Weniger Verbrauch und bessere Arbeit statt Roboter-Kommunismus
Trotz sinnvoller Einsatzmöglichkeiten von künstlicher Intelligenz und nützlicher Formen der Automatisierung: die potenziell damit verknüpften sozialen und ökologischen Kosten sind nicht zu unterschätzen. Angesichts der ökologischen Krise sollte eine gerechtigkeitsorientierte Perspektive darauf hinarbeiten, den Ressourcen- und Energieverbrauch in den frühindustrialisierten Ländern wie Österreich deutlich zu reduzieren.
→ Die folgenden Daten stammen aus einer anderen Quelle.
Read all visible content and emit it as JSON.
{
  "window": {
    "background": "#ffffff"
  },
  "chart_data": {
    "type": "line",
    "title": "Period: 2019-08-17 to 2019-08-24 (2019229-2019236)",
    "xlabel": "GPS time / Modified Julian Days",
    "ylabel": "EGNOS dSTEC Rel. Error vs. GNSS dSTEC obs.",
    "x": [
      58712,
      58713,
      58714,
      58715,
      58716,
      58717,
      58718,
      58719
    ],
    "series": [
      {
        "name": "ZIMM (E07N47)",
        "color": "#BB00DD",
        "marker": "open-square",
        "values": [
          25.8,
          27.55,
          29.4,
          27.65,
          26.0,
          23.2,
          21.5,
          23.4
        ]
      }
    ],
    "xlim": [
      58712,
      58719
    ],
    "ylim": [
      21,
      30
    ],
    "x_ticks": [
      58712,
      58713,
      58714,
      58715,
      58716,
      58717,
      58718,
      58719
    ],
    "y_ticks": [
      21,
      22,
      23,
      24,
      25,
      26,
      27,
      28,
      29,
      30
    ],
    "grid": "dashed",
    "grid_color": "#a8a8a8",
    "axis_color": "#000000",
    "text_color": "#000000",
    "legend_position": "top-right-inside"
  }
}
Das steht im Widerspruch zur Utopie einer Gesellschaft, in der künstliche Intelligenz und Vollautomatisierung einen Großteil der Arbeit übernehmen. Weniger Ressourcen- und Energieverbrauch bedeutet in vielen Bereichen, wie etwa der Landwirtschaft, gar mehr menschliche Arbeit. Dies macht den Kampf um angemessene Bedingungen menschlicher Arbeit, hier, als auch andernorts, umso zentraler. Und lässt Gedanken dazu, ob künstliche Intelligenz womöglich den Weg in eine arbeitsfreie, nachhaltige Überflussgesellschaft ebnen könnte, als das erscheinen, was sie sind: Träumereien.